Andy Galbraith tells a tale of a failed query and a lot of log file growths:
The App01 database was in SIMPLE recovery (when I find this in the wild, I always question it – isn’t point-in-time recovery important? – but that is another discussion). The relevance here is that in SIMPLE recovery, LOG backups are irrelevant (and actually *can’t* be run) – once a transaction or batch completes, the LDF/LOG file space is marked available for re-use, meaning that *usually* the LDF file doesn’t grow very large.
A database in SIMPLE recovery growing large LDF/LOG files almost always means a long-running unit of work or accidentally open transactions (a BEGIN TRAN with no subsequent CLOSE TRAN) – looking at the errors in the SQL Error Log the previous night, the 9002 log file full errors stopped at 1:45:51am server time, which means the offending unit of work ended then one way or another (crash or success).

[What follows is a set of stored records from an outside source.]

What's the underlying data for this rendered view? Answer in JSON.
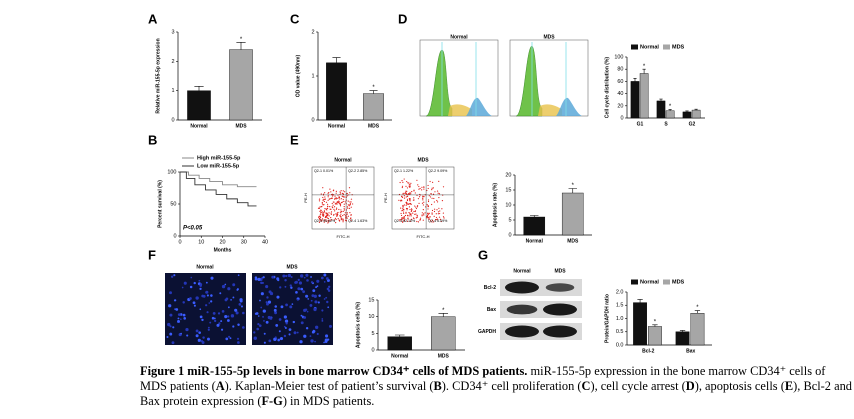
{
  "chart_data": [
    {
      "type": "bar",
      "label": "A",
      "ylabel": "Relative miR-155-5p expression",
      "categories": [
        "Normal",
        "MDS"
      ],
      "values": [
        1.0,
        2.4
      ],
      "errors": [
        0.15,
        0.25
      ],
      "colors": [
        "#111111",
        "#a6a6a6"
      ],
      "significance": [
        null,
        "*"
      ],
      "ylim": [
        0,
        3
      ],
      "yticks": [
        0,
        1,
        2,
        3
      ]
    },
    {
      "type": "bar",
      "label": "C",
      "ylabel": "OD value (490nm)",
      "categories": [
        "Normal",
        "MDS"
      ],
      "values": [
        1.3,
        0.6
      ],
      "errors": [
        0.12,
        0.07
      ],
      "colors": [
        "#111111",
        "#a6a6a6"
      ],
      "significance": [
        null,
        "*"
      ],
      "ylim": [
        0,
        2
      ],
      "yticks": [
        0,
        1,
        2
      ]
    },
    {
      "type": "bar",
      "label": "D",
      "ylabel": "Cell cycle distribution (%)",
      "categories": [
        "G1",
        "S",
        "G2"
      ],
      "histogram_titles": [
        "Normal",
        "MDS"
      ],
      "series": [
        {
          "name": "Normal",
          "color": "#111111",
          "values": [
            60,
            28,
            10
          ],
          "errors": [
            5,
            3,
            1.5
          ],
          "significance": [
            null,
            null,
            null
          ]
        },
        {
          "name": "MDS",
          "color": "#a6a6a6",
          "values": [
            73,
            12,
            13
          ],
          "errors": [
            7,
            2,
            1.5
          ],
          "significance": [
            "*",
            "*",
            null
          ]
        }
      ],
      "ylim": [
        0,
        100
      ],
      "yticks": [
        0,
        20,
        40,
        60,
        80,
        100
      ]
    },
    {
      "type": "line",
      "label": "B",
      "xlabel": "Months",
      "ylabel": "Percent survival (%)",
      "annotation": "P<0.05",
      "series": [
        {
          "name": "High miR-155-5p",
          "color": "#888888",
          "x": [
            0,
            4,
            4,
            9,
            9,
            14,
            14,
            20,
            20,
            27,
            27,
            36
          ],
          "values": [
            100,
            100,
            95,
            95,
            90,
            90,
            85,
            85,
            80,
            80,
            77,
            77
          ]
        },
        {
          "name": "Low miR-155-5p",
          "color": "#333333",
          "x": [
            0,
            3,
            3,
            7,
            7,
            12,
            12,
            17,
            17,
            22,
            22,
            27,
            27,
            32,
            32,
            36
          ],
          "values": [
            100,
            100,
            90,
            90,
            80,
            80,
            72,
            72,
            65,
            65,
            58,
            58,
            52,
            52,
            47,
            47
          ]
        }
      ],
      "xlim": [
        0,
        40
      ],
      "xticks": [
        0,
        10,
        20,
        30,
        40
      ],
      "ylim": [
        0,
        100
      ],
      "yticks": [
        0,
        50,
        100
      ]
    },
    {
      "type": "bar",
      "label": "E",
      "ylabel": "Apoptosis rate (%)",
      "categories": [
        "Normal",
        "MDS"
      ],
      "values": [
        6,
        14
      ],
      "errors": [
        0.5,
        1.5
      ],
      "colors": [
        "#111111",
        "#a6a6a6"
      ],
      "significance": [
        null,
        "*"
      ],
      "ylim": [
        0,
        20
      ],
      "yticks": [
        0,
        5,
        10,
        15,
        20
      ],
      "flow_titles": [
        "Normal",
        "MDS"
      ],
      "flow_xlabel": "FITC-H",
      "flow_ylabel": "PE-H",
      "quadrants": [
        [
          "Q2-1 0.01%",
          "Q2-2 2.85%",
          "Q2-3 94.62%",
          "Q2-4 1.63%"
        ],
        [
          "Q2-1 1.22%",
          "Q2-2 9.09%",
          "Q2-3 82.10%",
          "Q2-4 6.09%"
        ]
      ]
    },
    {
      "type": "bar",
      "label": "F",
      "ylabel": "Apoptosis cells (%)",
      "categories": [
        "Normal",
        "MDS"
      ],
      "values": [
        4,
        10
      ],
      "errors": [
        0.5,
        1
      ],
      "colors": [
        "#111111",
        "#a6a6a6"
      ],
      "significance": [
        null,
        "*"
      ],
      "ylim": [
        0,
        15
      ],
      "yticks": [
        0,
        5,
        10,
        15
      ],
      "image_titles": [
        "Normal",
        "MDS"
      ]
    },
    {
      "type": "bar",
      "label": "G",
      "ylabel": "Protein/GAPDH ratio",
      "categories": [
        "Bcl-2",
        "Bax"
      ],
      "blot_rows": [
        "Bcl-2",
        "Bax",
        "GAPDH"
      ],
      "blot_columns": [
        "Normal",
        "MDS"
      ],
      "series": [
        {
          "name": "Normal",
          "color": "#111111",
          "values": [
            1.6,
            0.5
          ],
          "errors": [
            0.12,
            0.05
          ],
          "significance": [
            null,
            null
          ]
        },
        {
          "name": "MDS",
          "color": "#a6a6a6",
          "values": [
            0.7,
            1.2
          ],
          "errors": [
            0.06,
            0.1
          ],
          "significance": [
            "*",
            "*"
          ]
        }
      ],
      "ylim": [
        0,
        2
      ],
      "yticks": [
        {
          "value": 0,
          "label": "0.0"
        },
        0.5,
        {
          "value": 1,
          "label": "1.0"
        },
        1.5,
        {
          "value": 2,
          "label": "2.0"
        }
      ]
    }
  ],
  "caption": {
    "title": "Figure 1 miR-155-5p levels in bone marrow CD34⁺ cells of MDS patients.",
    "body": [
      " miR-155-5p expression in the bone marrow CD34⁺ cells of MDS patients (",
      "A",
      "). Kaplan-Meier test of patient’s survival (",
      "B",
      "). CD34⁺ cell proliferation (",
      "C",
      "), cell cycle arrest (",
      "D",
      "), apoptosis cells (",
      "E",
      "), Bcl-2 and Bax protein expression (",
      "F-G",
      ") in MDS patients."
    ]
  }
}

Sure enough when I filtered the XEvents event file to things with a duration > 100 microseconds and then scanned down to 1:45:00 I quickly saw the row shown above. Note this doesn’t mean the unit of work was excessively large in CPU/RAM/IO/etc. (and in fact the query errored out due to lack of LOG space) but the excessive duration made all of the tiny units of work over the previous 105 minutes have to persist in the transaction LDF/LOG file until this unit of work completed, preventing all of the LOG from that time to be marked for re-use until this statement ended.
It turns out that deleting millions of records in a single transaction is an expensive operation.